Dinosaurs' teeth can tell us what kinds of foods they ate. Occasionally the actual stomach contents are preserved, so scientists can study what a dinosaur had for its last meal. The smooth "stomach stones" with which some dinosaurs ground up their food are sometimes preserved, and even fossilized dinosaur droppings, which are known as coprolites, have been found. All this gives us more information on dinosaur diets.

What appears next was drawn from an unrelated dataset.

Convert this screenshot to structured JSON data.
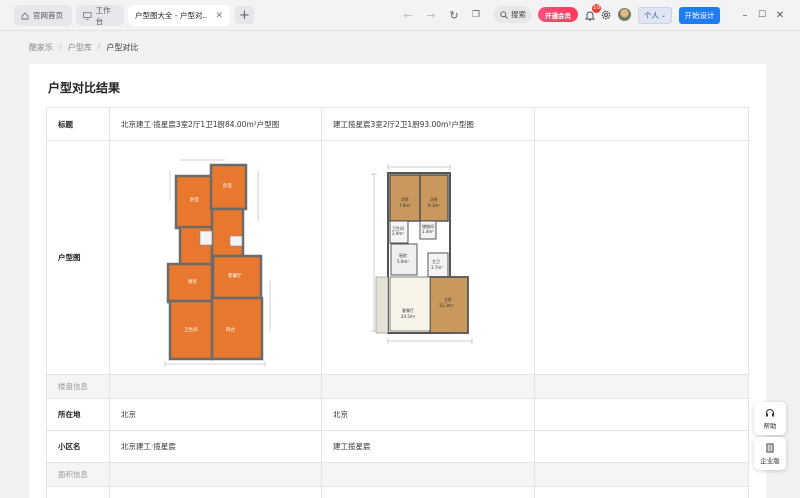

Fossilized skin impressions can be seen on very well preserved skeletons. The fine-grained sandy rocks of Dinosaur Provincial Park in Alberta, Canada, have preserved the skin impressions of duckbilled and horned dinosaurs. These provide an idea of what dinosaur skin looked like. No dinosaur has ever been found with feather traces, so there is no evidence that any dinosaur had feathers.
Scientists study locations and distribution of dinosaur bones for information about the dinosaurs' environments. The direction in which bones are pointed and the way they are arranged in dinosaur bone beds are clues about the size and strength of rivers dinosaurs had to wade through. Scientists compare the number of different types of dinosaurs from one location to find out about dinosaur habits and lifestyles. For example, if there were few predators and many animals that would have been their prey, it would show that the predatory dinosaurs had a quick metabolism and were probably warm-blooded.